The Case for Public Radio

I have a confession to make.

I love NPR. I religiously listen to NPR podcasts. I start my mornings with their daily podcast, "Up First", and catch up on politics each Tuesday and Thursday with NPR political editor, Domenico Montanaro during the NPR Politics podcast.

As a self-proclaimed independent media junkie, I almost feel slightly embarrassed to admit this. But why? Across Europe and the U.K., public media networks are powerhouses of government-funded media. However, in America, public broadcasting and radio is concerningly underfunded.

According to Common Dreams' post "Public Broadcasters Relying More and More on Public Funding", Jeff Cohen shares that just $3.75 of tax money per person goes towards funding public broadcasting, whereas, in the U.K., $90 in tax money per person goes towards funding.

Both NPR (public radio) and PBS (public broadcasting) receive funding through an avenue of tax money called the "Corporation for Public Broadcasting". In 2014, the budget was roughy $450 million, which pales in comparision to the funds that other international public broadcasting networks receive. Furthermore, public radio seems to be even less adequately funded than U.S. public television, which receives about 3/4 of the total money. On the other hand, public radio only receives 1/4.

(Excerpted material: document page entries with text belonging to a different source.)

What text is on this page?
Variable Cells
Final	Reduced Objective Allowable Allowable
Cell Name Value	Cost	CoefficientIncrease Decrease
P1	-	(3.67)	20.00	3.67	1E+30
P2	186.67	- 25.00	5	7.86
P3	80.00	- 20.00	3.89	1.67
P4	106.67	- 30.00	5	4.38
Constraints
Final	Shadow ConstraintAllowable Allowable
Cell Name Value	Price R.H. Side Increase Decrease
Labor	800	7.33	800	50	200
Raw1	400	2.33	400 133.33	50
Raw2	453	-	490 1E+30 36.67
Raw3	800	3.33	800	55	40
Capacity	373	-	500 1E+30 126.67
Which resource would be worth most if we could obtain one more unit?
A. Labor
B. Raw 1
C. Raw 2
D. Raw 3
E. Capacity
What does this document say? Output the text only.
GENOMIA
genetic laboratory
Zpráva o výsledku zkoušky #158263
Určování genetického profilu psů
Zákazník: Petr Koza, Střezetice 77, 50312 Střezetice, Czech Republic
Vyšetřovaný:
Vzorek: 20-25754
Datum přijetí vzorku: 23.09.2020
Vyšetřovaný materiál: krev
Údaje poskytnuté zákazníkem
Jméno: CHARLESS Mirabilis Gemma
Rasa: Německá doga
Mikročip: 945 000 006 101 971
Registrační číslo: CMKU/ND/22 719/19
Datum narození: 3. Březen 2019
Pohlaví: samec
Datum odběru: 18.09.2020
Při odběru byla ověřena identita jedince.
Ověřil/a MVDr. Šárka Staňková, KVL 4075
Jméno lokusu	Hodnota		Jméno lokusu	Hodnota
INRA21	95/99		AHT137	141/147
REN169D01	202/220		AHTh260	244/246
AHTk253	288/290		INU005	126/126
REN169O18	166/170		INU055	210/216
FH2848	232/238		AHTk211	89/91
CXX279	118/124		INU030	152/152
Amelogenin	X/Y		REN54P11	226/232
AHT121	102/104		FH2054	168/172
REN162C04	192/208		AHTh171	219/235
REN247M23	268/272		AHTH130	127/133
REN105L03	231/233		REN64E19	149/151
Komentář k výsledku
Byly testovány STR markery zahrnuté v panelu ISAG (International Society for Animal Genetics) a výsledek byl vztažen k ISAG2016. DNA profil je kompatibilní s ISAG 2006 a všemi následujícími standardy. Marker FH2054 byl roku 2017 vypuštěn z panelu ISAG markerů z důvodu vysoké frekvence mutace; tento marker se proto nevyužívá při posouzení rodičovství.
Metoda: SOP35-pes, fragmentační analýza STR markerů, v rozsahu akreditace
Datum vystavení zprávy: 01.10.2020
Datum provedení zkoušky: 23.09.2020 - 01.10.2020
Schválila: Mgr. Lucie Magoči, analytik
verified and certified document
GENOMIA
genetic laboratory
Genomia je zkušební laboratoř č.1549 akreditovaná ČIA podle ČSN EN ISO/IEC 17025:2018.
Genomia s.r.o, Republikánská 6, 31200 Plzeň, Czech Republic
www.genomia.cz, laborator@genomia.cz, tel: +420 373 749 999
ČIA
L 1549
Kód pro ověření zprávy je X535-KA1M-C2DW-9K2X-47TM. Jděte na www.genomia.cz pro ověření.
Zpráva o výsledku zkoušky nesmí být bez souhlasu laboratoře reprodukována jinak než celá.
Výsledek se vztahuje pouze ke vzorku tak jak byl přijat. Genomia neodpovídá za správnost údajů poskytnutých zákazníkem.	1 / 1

As this chart I took from NPR's "Public Radio Finances" page shows, NPR relies heavily on contributions from listeners. Yet, the second largest fiancial contributers are corporations. Public radio should not take funds from corporations, which is a clear conflict of interest for any media outlet. The government should be providing adequate funding to public broadcasting and radio, and in my opinion, corporations should not even be allowed to donate to public broadcasting or radio. Public radio and television should be well-funded in this country without corporate money. But that isn't the case.

While I enjoy getting news from NPR, I'm not blind to their faults. I listen to NPR as just one of the media outlets I enjoy, amongst many seperate independent outlets. Without a diverse media diet, I would not be able to have a well-rounded view of current events and the news. If I only listened to NPR, I wouldn't be fully informed, which I think is wrong.

As tax-funded public broadcasting, NPR (not to mention PBS) should be providing citizens with a one-stop shop for well-rounded news coverage. But with the little government funding public broadcasting and radio is alotted in the U.S., that is just not possible.